Question

During the electrolysis of acidified water, 16 g of O\(_2\) gas is formed at anode. The volume of H\(_2\) gas liberated at cathode under STP conditions is

• A. 22.4 L
• B. 11.2 L
• C. 2.24 L
• D. 1.12 L

Hint:

A quick way to solve this is to remember that during the electrolysis of water, the volume of hydrogen produced is always double the volume of oxygen produced (V\(_H_2\) = 2V\(_O_2\)). Moles of O\(_2\) = 16/32 = 0.5 mol. Volume of O\(_2\) at STP = 0.5 \(\times\) 22.4 = 11.2 L. Volume of H\(_2\) = 2 \(\times\) Volume of O\(_2\) = 2 \(\times\) 11.2 L = 22.4 L.

Answer 1

The Correct Option is A

Step 1: Understanding the Concept:
The overall reaction for the electrolysis of water dictates the stoichiometric ratio of Hydrogen gas produced to Oxygen gas produced.
Step 2: Key Formula or Approach:
Write the balanced chemical equation for the electrolysis of water ($2H_2O \rightarrow 2H_2 + O_2$). Convert the given mass of $O_2$ to moles, use the stoichiometric ratio to find moles of $H_2$, and then convert it to volume at STP using $V = n \times 22.4$ L.
Step 3: Detailed Explanation:
1. Balanced Equation:
The electrolysis of water is given by: $2H_{2}O(l) \rightarrow 2H_{2}(g) + O_{2}(g)$.
This shows that $2$ moles of $H_{2}$ are produced for every $1$ mole of $O_{2}$. The molar ratio is $n(H_2) : n(O_2) = 2 : 1$.

2. Calculate moles of O$_{2$:}
Mass of $O_{2}$ = 16 g. Molar mass of $O_{2}$ = 32 g/mol.
Moles of $O_{2} = \frac{16}{32} = 0.5$ mol.

3. Calculate moles of H$_{2$:}
From the $2:1$ ratio, moles of $H_{2} = 2 \times 0.5 = 1.0$ mol.
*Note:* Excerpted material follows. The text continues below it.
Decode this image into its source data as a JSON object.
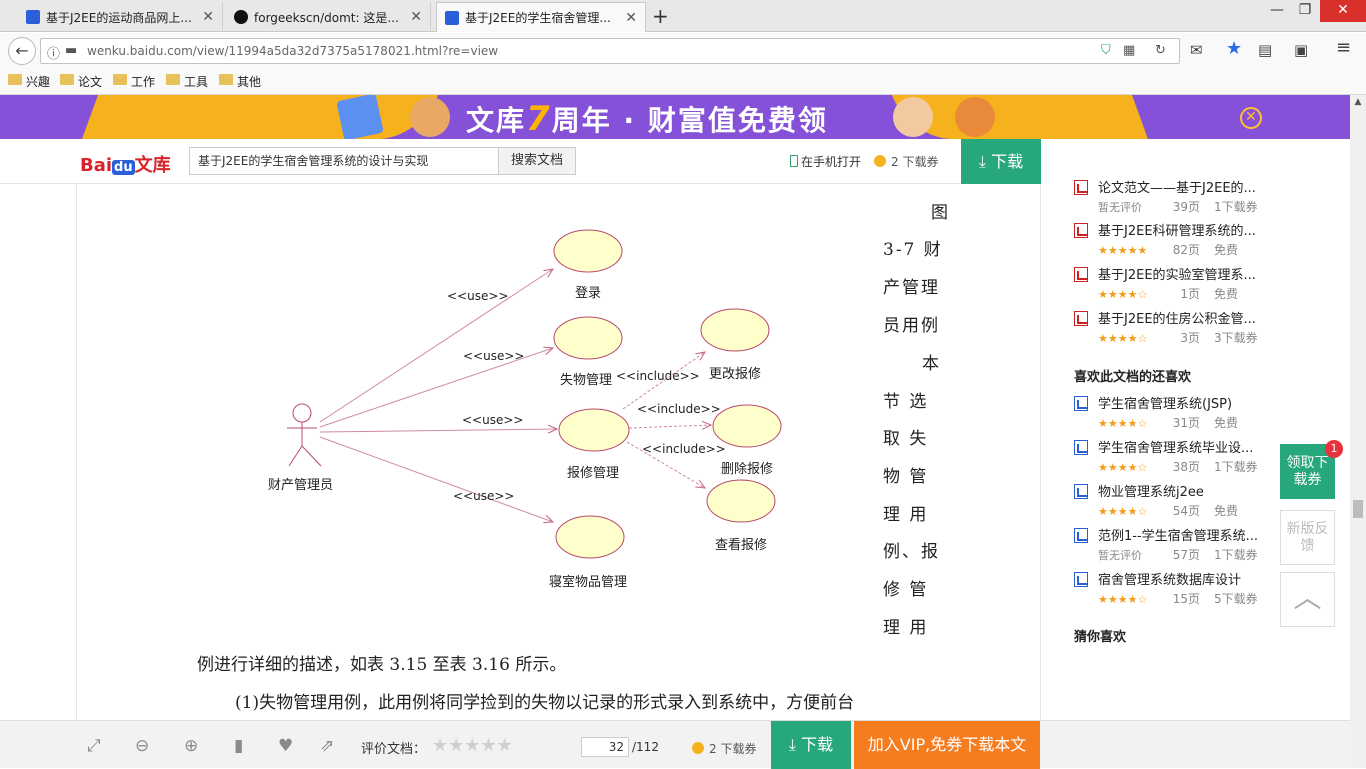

4. Calculate volume at STP:
Volume of 1 mole of an ideal gas at standard temperature and pressure (STP) is 22.4 L.
Volume of $H_{2} = 1.0 \text{ mol} \times 22.4 \text{ L/mol} = 22.4$ L.
Step 4: Final Answer:
The volume of hydrogen gas liberated is 22.4 L.